Description of project: For our Operations Research course, our team completed a portfolio optimization project focused on applying an extension to the Markowitz Mean–Variance model to real stock market data. We selected a set of major technology and consumer stocks and used historical price data to calculate expected returns, variances, and covariances. Using these values, we built an optimization model that identifies the portfolio with the lowest possible risk while still meeting a required rate of return. We also generated multiple visualizations, including efficient frontier plots, risk–return scatter diagrams, and weight distribution charts to help interpret the results. These tools allowed us to observe how different combinations of stocks affect overall portfolio risk and performance.
Description of data set: The data set we selected contains detailed historical financial information for several publicly traded companies. It includes daily stock prices, calculated daily returns, average returns, standard deviations, and covariance values for each pair of stocks. Additional financial indicators, such as market volatility, company sector, and broader economic trends, were also considered when interpreting the optimization results. This dataset allowed us to explore relationships between risk, expected return, and diversification, and to evaluate how combining different assets affects the stability and performance of an investment portfolio.
Project Summary & Skills Used
This project applied the Markowitz mean-variance framework to construct optimal investment portfolios using historical stock market data. We collected and cleaned price data, calculated daily returns, and used optimization techniques to balance the tradeoff between expected return and portfolio risk.

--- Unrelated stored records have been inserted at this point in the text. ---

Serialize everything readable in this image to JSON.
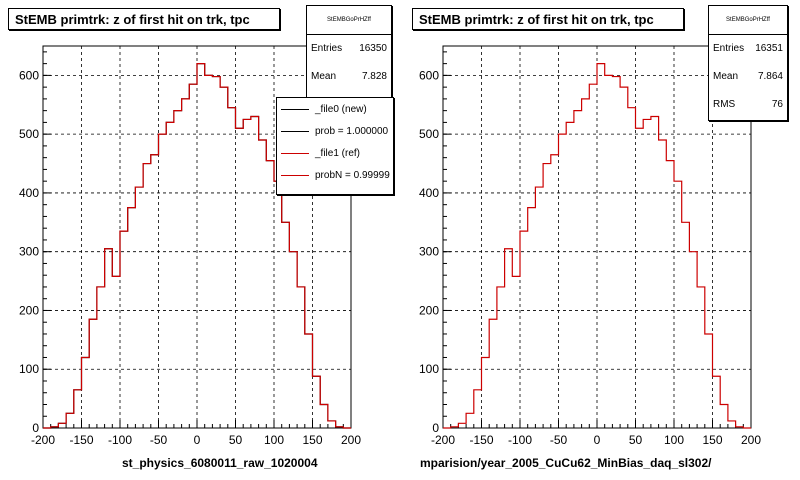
{
  "charts": [
    {
      "title": "StEMB primtrk: z of first hit on trk, tpc",
      "footer": "st_physics_6080011_raw_1020004",
      "stats": {
        "header": "StEMBGoPrHZff",
        "rows": [
          {
            "label": "Entries",
            "value": "16350"
          },
          {
            "label": "Mean",
            "value": "7.828"
          }
        ]
      },
      "legend": [
        {
          "label": "_file0 (new)",
          "color": "#000000"
        },
        {
          "label": "prob = 1.000000",
          "color": "#000000"
        },
        {
          "label": "_file1 (ref)",
          "color": "#cc0000"
        },
        {
          "label": "probN = 0.99999",
          "color": "#cc0000"
        }
      ]
    },
    {
      "title": "StEMB primtrk: z of first hit on trk, tpc",
      "footer": "mparision/year_2005_CuCu62_MinBias_daq_sl302/",
      "stats": {
        "header": "StEMBGoPrHZff",
        "rows": [
          {
            "label": "Entries",
            "value": "16351"
          },
          {
            "label": "Mean",
            "value": "7.864"
          },
          {
            "label": "RMS",
            "value": "76"
          }
        ]
      }
    }
  ],
  "chart_data": [
    {
      "type": "histogram",
      "title": "StEMB primtrk: z of first hit on trk, tpc",
      "xlim": [
        -200,
        200
      ],
      "ylim": [
        0,
        650
      ],
      "xticks": [
        -200,
        -150,
        -100,
        -50,
        0,
        50,
        100,
        150,
        200
      ],
      "yticks": [
        0,
        100,
        200,
        300,
        400,
        500,
        600
      ],
      "grid": true,
      "legend_position": "top-right",
      "bin_edges": [
        -200,
        -190,
        -180,
        -170,
        -160,
        -150,
        -140,
        -130,
        -120,
        -110,
        -100,
        -90,
        -80,
        -70,
        -60,
        -50,
        -40,
        -30,
        -20,
        -10,
        0,
        10,
        20,
        30,
        40,
        50,
        60,
        70,
        80,
        90,
        100,
        110,
        120,
        130,
        140,
        150,
        160,
        170,
        180,
        190,
        200
      ],
      "series": [
        {
          "name": "_file0 (new)",
          "color": "#000000",
          "values": [
            0,
            2,
            8,
            25,
            65,
            120,
            185,
            240,
            305,
            258,
            335,
            375,
            410,
            450,
            465,
            500,
            520,
            540,
            560,
            585,
            620,
            600,
            598,
            580,
            545,
            510,
            525,
            530,
            490,
            455,
            420,
            350,
            300,
            240,
            160,
            88,
            40,
            12,
            2,
            0
          ]
        },
        {
          "name": "_file1 (ref)",
          "color": "#cc0000",
          "values": [
            0,
            2,
            8,
            25,
            65,
            120,
            185,
            240,
            305,
            258,
            335,
            375,
            410,
            450,
            465,
            500,
            520,
            540,
            560,
            585,
            620,
            600,
            598,
            580,
            545,
            510,
            525,
            530,
            490,
            455,
            420,
            350,
            300,
            240,
            160,
            88,
            40,
            12,
            2,
            0
          ]
        }
      ]
    },
    {
      "type": "histogram",
      "title": "StEMB primtrk: z of first hit on trk, tpc",
      "xlim": [
        -200,
        200
      ],
      "ylim": [
        0,
        650
      ],
      "xticks": [
        -200,
        -150,
        -100,
        -50,
        0,
        50,
        100,
        150,
        200
      ],
      "yticks": [
        0,
        100,
        200,
        300,
        400,
        500,
        600
      ],
      "grid": true,
      "bin_edges": [
        -200,
        -190,
        -180,
        -170,
        -160,
        -150,
        -140,
        -130,
        -120,
        -110,
        -100,
        -90,
        -80,
        -70,
        -60,
        -50,
        -40,
        -30,
        -20,
        -10,
        0,
        10,
        20,
        30,
        40,
        50,
        60,
        70,
        80,
        90,
        100,
        110,
        120,
        130,
        140,
        150,
        160,
        170,
        180,
        190,
        200
      ],
      "series": [
        {
          "color": "#cc0000",
          "values": [
            0,
            2,
            8,
            25,
            65,
            120,
            185,
            240,
            305,
            258,
            335,
            375,
            410,
            450,
            465,
            500,
            520,
            540,
            560,
            585,
            620,
            600,
            598,
            580,
            545,
            510,
            525,
            530,
            490,
            455,
            420,
            350,
            300,
            240,
            160,
            88,
            40,
            12,
            2,
            0
          ]
        }
      ]
    }
  ]
}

The project aligns with Industrial Engineering concepts such as resource allocation, mathematical optimization, and decision-making under uncertainty.
Skills Demonstrated:
- Data cleaning and preprocessing
- Calculating returns and covariance matrices
- Implementing mathematical optimization in R
- Visualizing risk/return relationships
- Understanding financial modeling concepts
Project Development Process
Original Idea
The initial goal was to determine the best stock allocation using real historical data. As the project progressed, the scope broadened to include multiple portfolio optimization strategies and visualization of the efficient frontier.
Evolution of the Project
We moved from raw price data → returns → covariance matrix → optimization model → risk/return graphs.
We also added constraints such as: - No short selling (weights ≥ 0)
- Full investment (weights sum to 1)
- Optional weight caps
Challenges Encountered
- Handling NA values in return calculations
- Ensuring the covariance matrix was valid
- Solver errors when constraints were misdefined
- Debugging plotting issues with the efficient frontier
Final System
The final implementation includes: - Minimum-variance portfolio
- Maximum-return portfolio
- Tangency (maximum Sharpe ratio) portfolio
- Efficient frontier visualization
Key Features and Highlights
1. Markowitz Optimization Model
We implemented the classical model:
- Objective: Minimize portfolio variance or maximize return
- Decision Variables: Asset weights
- Constraints:
- Sum(weights) = 1
- All weights ≥ 0
- Optional: individual weight limits
- Sum(weights) = 1
This model forms the foundation of modern portfolio theory. 
2. Data Preparation Pipeline
Raw historical prices were transformed into: - Daily returns
- Expected return vector
- Covariance matrix
This pipeline reflects real practices in quantitative finance.
Reflection
Through this project, I gained experience in optimization modeling, financial analysis, and debugging ampl. My contributions included preparing the dataset, computing the covariance matrix, helping formulate the optimization model, and creating the visual outputs.
I grew more confident in: - Building mathematical models
- Handling real-world financial datasets
- Using R for analysis and visualization
- Understanding risk tradeoffs in investment decisions
This project demonstrated how Industrial Engineering and Operations Research techniques apply directly to financial decision-making.